Mountain range in India

Kaimur Range (also spelt Kymore) is the eastern portion of the Vindhya Range, about 483 km long, extending from around Katangi in Jabalpur district of Madhya Pradesh to around Sasaram in Rohtas district of Bihar. It passes through the Rewa and Mirzapur divisions. The range never rises more than a few hundred metres above the surrounding plains and has a maximum width of around 80 km.

==The range==
The southern part of the Vindhyan Range up to Katangi is called Bhander Range. Beyond this point the escarpment enclosing the land-locked valley of Sirampur and the hill range in continuation is called the Kaimur Range.

The most important physiographic feature in eastern Madhya Pradesh is the great Kaimur escarpment. This forms the watershed or divide for two of the major rivers of peninsular India, the Son on the south and Tamsa or Tons on the north. Throughout its length of 300 miles and throughout its continuation into Narmada valley, it is not breached at any point by any stream flowing northwards, with a few minor exceptions. Everywhere the scarp rises to a height of 500 to 1000 feet above the low ground at its feet. The unique feature of the absence of any gorge or wind gap across the Kaimur scarp indicates that no stream of considerable size ever flowed due north across the scarp.

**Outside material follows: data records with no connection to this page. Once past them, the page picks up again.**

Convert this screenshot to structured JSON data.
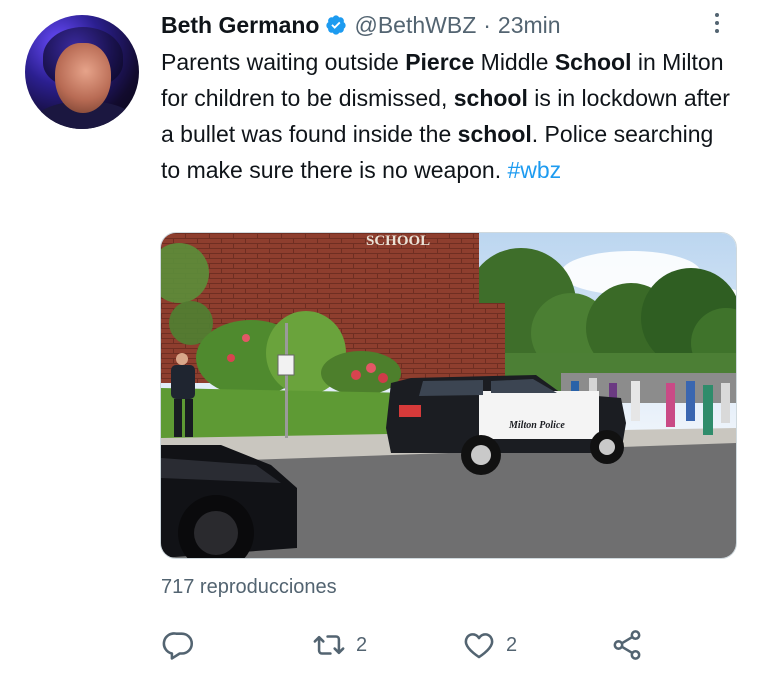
{
  "author": {
    "name": "Beth Germano",
    "handle": "@BethWBZ",
    "separator": "·",
    "time": "23min",
    "verified": true
  },
  "tweet": {
    "segments": [
      {
        "text": "Parents waiting outside ",
        "style": "normal"
      },
      {
        "text": "Pierce",
        "style": "bold"
      },
      {
        "text": " Middle ",
        "style": "normal"
      },
      {
        "text": "School",
        "style": "bold"
      },
      {
        "text": " in Milton for children to be dismissed, ",
        "style": "normal"
      },
      {
        "text": "school",
        "style": "bold"
      },
      {
        "text": " is in lockdown after a bullet was found inside the ",
        "style": "normal"
      },
      {
        "text": "school",
        "style": "bold"
      },
      {
        "text": ". Police searching to make sure there is no weapon. ",
        "style": "normal"
      },
      {
        "text": "#wbz",
        "style": "hashtag"
      }
    ]
  },
  "media": {
    "building_sign": "SCHOOL",
    "car_label": "Milton Police"
  },
  "stats": {
    "views_label": "717 reproducciones"
  },
  "actions": {
    "reply_count": "",
    "retweet_count": "2",
    "like_count": "2"
  },
  "colors": {
    "accent": "#1d9bf0",
    "secondary_text": "#536471",
    "primary_text": "#0f1419"
  }
}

The Kaimur Range runs through the entire length of Maihar and Amarpatan tahsils of Satna district in an easterly direction slightly inclined to the north. At Jhukehi, the strike of the Kaimurs is displaced, producing the only gap in the whole length of the Vindhyas. Advantage of the gap is taken in the construction of the Mirzapur road and the Jabalpur-Allahabad railway line.

==Plateaus and waterfalls==
A series of plateaus runs along the Kaimur Range. These fluvial plateaus, consists of a series of descending plateaus, starting with the Panna Plateau in the west, followed by Bhander Plateau and Rewa Plateau and ending with Rohtas Plateau in the east.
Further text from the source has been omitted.